Monthly Lab Seminar – September 14 2021 – 12:30 to 2:00 pm – Bordeaux Room (105 bd de l’Hôpital)
Michel Pucéat, Head of Physiopathology of Cardiac Development Team – Marseille Medical Genetics.
OCT4-Mediated Inflammation Induces Cell Reprogramming at the Origin of Cardiac Valve Development and Aortic Valve Calcification
Cell plasticity plays a key role in embryos by maintaining the differentiation potential of progenitors.

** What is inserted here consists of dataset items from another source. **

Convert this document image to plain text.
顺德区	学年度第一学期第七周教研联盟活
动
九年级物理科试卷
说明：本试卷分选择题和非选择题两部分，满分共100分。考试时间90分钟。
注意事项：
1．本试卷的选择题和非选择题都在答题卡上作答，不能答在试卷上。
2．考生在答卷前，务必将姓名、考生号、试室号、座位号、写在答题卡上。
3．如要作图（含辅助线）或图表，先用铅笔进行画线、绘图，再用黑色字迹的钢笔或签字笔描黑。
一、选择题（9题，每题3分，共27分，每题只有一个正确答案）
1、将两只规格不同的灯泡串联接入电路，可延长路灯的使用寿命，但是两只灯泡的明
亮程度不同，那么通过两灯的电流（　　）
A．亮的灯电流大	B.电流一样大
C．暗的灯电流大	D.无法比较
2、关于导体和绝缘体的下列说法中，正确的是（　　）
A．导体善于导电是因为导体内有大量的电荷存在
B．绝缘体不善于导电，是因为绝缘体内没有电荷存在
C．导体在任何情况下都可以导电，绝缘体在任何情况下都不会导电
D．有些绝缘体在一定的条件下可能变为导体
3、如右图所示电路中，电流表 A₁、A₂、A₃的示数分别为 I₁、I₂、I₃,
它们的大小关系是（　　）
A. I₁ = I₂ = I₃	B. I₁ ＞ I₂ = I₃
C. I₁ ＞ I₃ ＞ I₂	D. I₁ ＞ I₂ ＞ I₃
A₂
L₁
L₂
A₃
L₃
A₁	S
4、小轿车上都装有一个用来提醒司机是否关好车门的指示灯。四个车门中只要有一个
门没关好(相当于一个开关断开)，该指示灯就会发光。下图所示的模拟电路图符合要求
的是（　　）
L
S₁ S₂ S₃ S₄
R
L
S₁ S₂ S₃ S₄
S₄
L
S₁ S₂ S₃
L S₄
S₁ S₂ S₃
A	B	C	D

Whether postnatal somatic cells reverse to an embryonic-like naïve state to regain plasticity, and re-differentiate into a cell type leading to a disease re-mains intriguing. Using genetic lineage tracing and single cell-RNA sequencing, we reveal that Oct4 is induced by Nfkb at E9.5 in a subset of mouse endocardial cells originating from the anterior heart forming field at the onset of EMT. These cells are primed to chondro-osteogenic cell fate. We observed OCT4 in adult valvular aortic cells leading to calcification of mouse and human valves and report that calcifying cells originate from the Oct4 embryonic lineage. Genetic deletion of Oct4 in the endocardial cell lineage prevents aortic stenosis and calcification of ApoE-/- mouse valve. We established a novel self-reprogramming Nfkb and Oct4-mediated inflammatory pathway triggering a dose-dependent cell reprogramming mechanism of valve calcification.